Ce qu’il faut retenir
Le volume donne une première fourchette, rien de plus. Ce sont la température ambiante du local, l’épaisseur d’isolant, le nombre d’ouvertures de porte et surtout la marchandise entrante quotidienne qui décident de la puissance réelle. Un bilan sérieux se fait avec ces quatre données en main, et il évite les deux erreurs coûteuses : le sous-dimensionnement, qui ne tient pas la température en été, et le surdimensionnement, qui use la machine en courts cycles.
MS ECO TECH réalise le bilan frigorifique et installe des chambres froides positives et négatives en région PACA, et livre des panneaux sandwich isothermes dans toute la France. Décrivez-nous votre projet — volume, température visée, type de marchandise et rythme de livraison — et nous vous retournons un dimensionnement argumenté sous 24 h.
Questions fréquentes
- Comment convertir des kW en frigories ?
- Une frigorie par heure vaut 1 kilocalorie par heure, soit 1,163 watt. Un kilowatt frigorifique correspond donc à environ 860 frigories par heure. Pour convertir rapidement des frigories en kilowatts, divisez par 860.
- Peut-on dimensionner une chambre froide uniquement au volume ?
- Non, seulement pour une première estimation. Deux chambres de 30 m³ peuvent demander des puissances très différentes selon l'épaisseur d'isolant, la température ambiante du local, le nombre d'ouvertures de porte par jour et surtout la quantité de marchandise entrante chaque jour. C'est cette dernière donnée qui fait le plus varier le résultat.
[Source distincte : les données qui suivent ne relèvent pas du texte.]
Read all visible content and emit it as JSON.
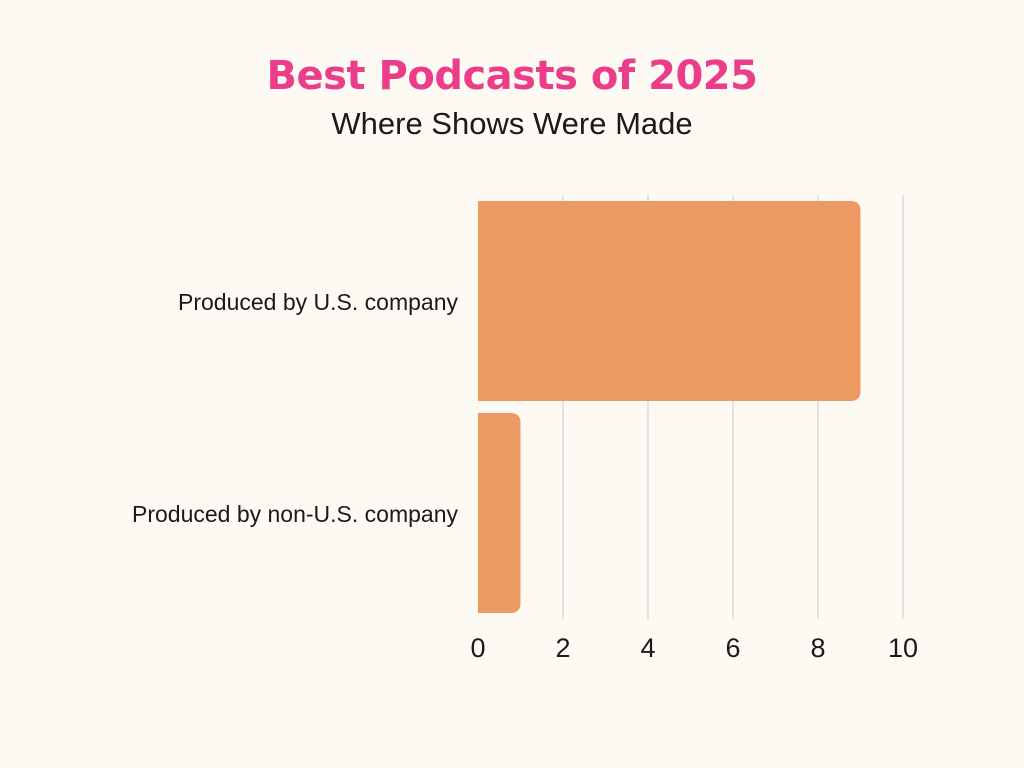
{
  "chart_data": {
    "type": "bar",
    "orientation": "horizontal",
    "title": "Best Podcasts of 2025",
    "subtitle": "Where Shows Were Made",
    "categories": [
      "Produced by U.S. company",
      "Produced by non-U.S. company"
    ],
    "values": [
      9,
      1
    ],
    "xlim": [
      0,
      10
    ],
    "xticks": [
      0,
      2,
      4,
      6,
      8,
      10
    ],
    "grid": true,
    "legend": "none",
    "bar_color": "#ec9a62",
    "title_color": "#ec3d8b",
    "grid_color": "#d4d4d4"
  }
}
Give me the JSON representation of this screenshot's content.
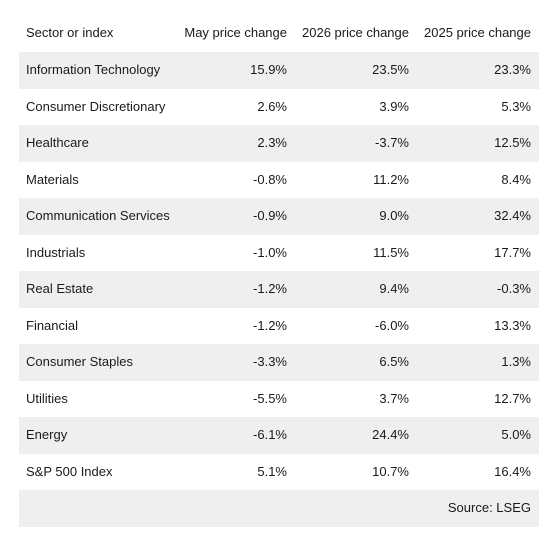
{
  "table": {
    "header": [
      "Sector or index",
      "May price change",
      "2026 price change",
      "2025 price change"
    ],
    "rows": [
      [
        "Information Technology",
        "15.9%",
        "23.5%",
        "23.3%"
      ],
      [
        "Consumer Discretionary",
        "2.6%",
        "3.9%",
        "5.3%"
      ],
      [
        "Healthcare",
        "2.3%",
        "-3.7%",
        "12.5%"
      ],
      [
        "Materials",
        "-0.8%",
        "11.2%",
        "8.4%"
      ],
      [
        "Communication Services",
        "-0.9%",
        "9.0%",
        "32.4%"
      ],
      [
        "Industrials",
        "-1.0%",
        "11.5%",
        "17.7%"
      ],
      [
        "Real Estate",
        "-1.2%",
        "9.4%",
        "-0.3%"
      ],
      [
        "Financial",
        "-1.2%",
        "-6.0%",
        "13.3%"
      ],
      [
        "Consumer Staples",
        "-3.3%",
        "6.5%",
        "1.3%"
      ],
      [
        "Utilities",
        "-5.5%",
        "3.7%",
        "12.7%"
      ],
      [
        "Energy",
        "-6.1%",
        "24.4%",
        "5.0%"
      ],
      [
        "S&P 500 Index",
        "5.1%",
        "10.7%",
        "16.4%"
      ]
    ],
    "source": "Source: LSEG"
  }
}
- Pourquoi divise-t-on par 16 heures et non par 24 ?
- Parce qu'un groupe frigorifique ne tourne pas en continu. On réserve du temps pour les cycles de dégivrage et pour laisser une marge de rattrapage. En froid positif, on retient classiquement 16 heures de fonctionnement effectif par 24 heures ; en froid négatif, où les dégivrages sont plus fréquents mais la machine plus sollicitée, on retient plutôt 18 à 20 heures.
- Que se passe-t-il si le groupe est surdimensionné ?
- Un groupe trop puissant démarre et s'arrête sans cesse. Ces cycles courts usent le compresseur, dégradent le rendement réel et déshydratent les denrées en froid positif, parce que l'évaporateur travaille trop froid par rapport au besoin. Le surdimensionnement coûte donc deux fois : à l'achat, puis à l'exploitation.
- Faut-il refaire le bilan si je change d'activité ?
- Oui. Passer du stockage de produits déjà froids à la mise en froid de marchandise livrée à température ambiante peut doubler la charge thermique quotidienne, sans changer ni le volume ni l'isolation. C'est le cas classique d'un restaurant qui se met à recevoir des livraisons en direct producteur.